Yes, I do know, and I also know this:Quote from KymarFye:
War, as you well know, isn't tiddlywinks, and these two guys were two of the worst people to have walked the planet in recent generations - sociopaths in every way. If the Pentagon, the US, and the US authorities in Iraq leave themselves open to criticism, they've decided its outweighed by the other criticisms they'd be open to if they hadn't done what they believed wouuld help them better protect the living. There is a parallel, but by no means equivalent, theoretical value to a country using pictures of the "normal" war dead for propagandistic purposes, but there's nothing wrong with appealing to other values in arguing that the small, uncertain gain isn't worth it when put up against escalating the de-humanization of armed conflict (which is what the Geneva Conventions are intended to prevent).
1) I never cried a GC foul then or now; my President did. The fact is, there are no provisions in the GC as to what constitutes the acceptable public display of dead war criminals. There just aren't any.
2) By the time you shoot someone through the face, blitz the media with their photos and try to compare them from memory or files, the pictures still prove nothing. I know I personally didn't recognize either of those guys even though I've seen all the same file tapes as everyone else.
3) The US neglecting to use a third-party source of forensic identification right off the bat raises more questions than it answers in the minds of many. I have access to fairly extensive international cross-section of people, and I must admit they have a point when saying they find it damned convenient that these two guys should show up dead right when the US and Britain desparately need something to justify why we went in there (e.g. still no WMD).
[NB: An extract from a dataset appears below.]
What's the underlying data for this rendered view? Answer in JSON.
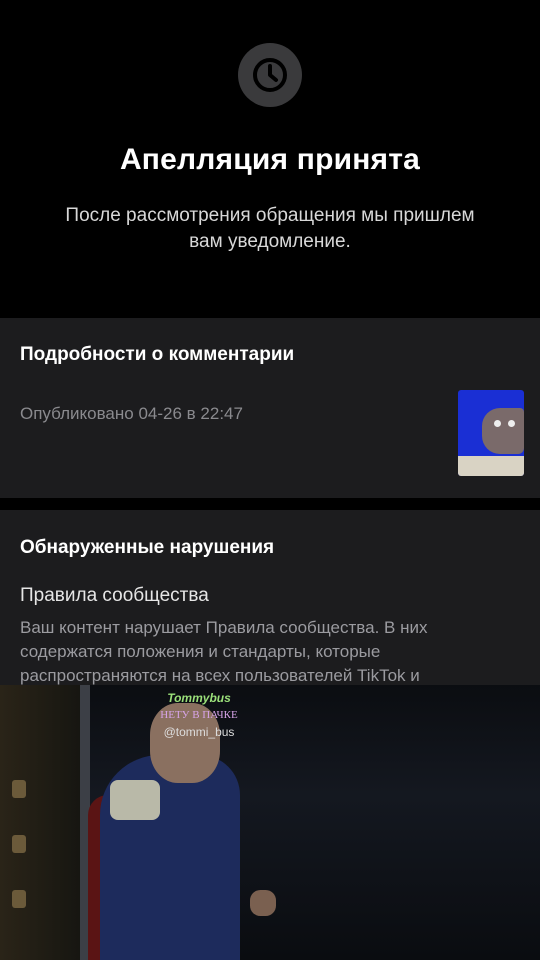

I personally am confident they got the right guys. This still doesn't dispel the perception of a double standard, gets us no closer to justifying the invasion except through media diversion, and doesn't make the US any more credible in international (or even local political) affairs.
For the life of me I can't figure out why they didn't round up a few of the most credible Iraqi public figures they could find to verify identification of the bodies, allow them to bring in a forensics team from Germany or somewhere for scientific examination, then let what constitutes the present Iraqi leadership make the decision to release these photos.
In a nutshell, the idea was sound but the methods were not.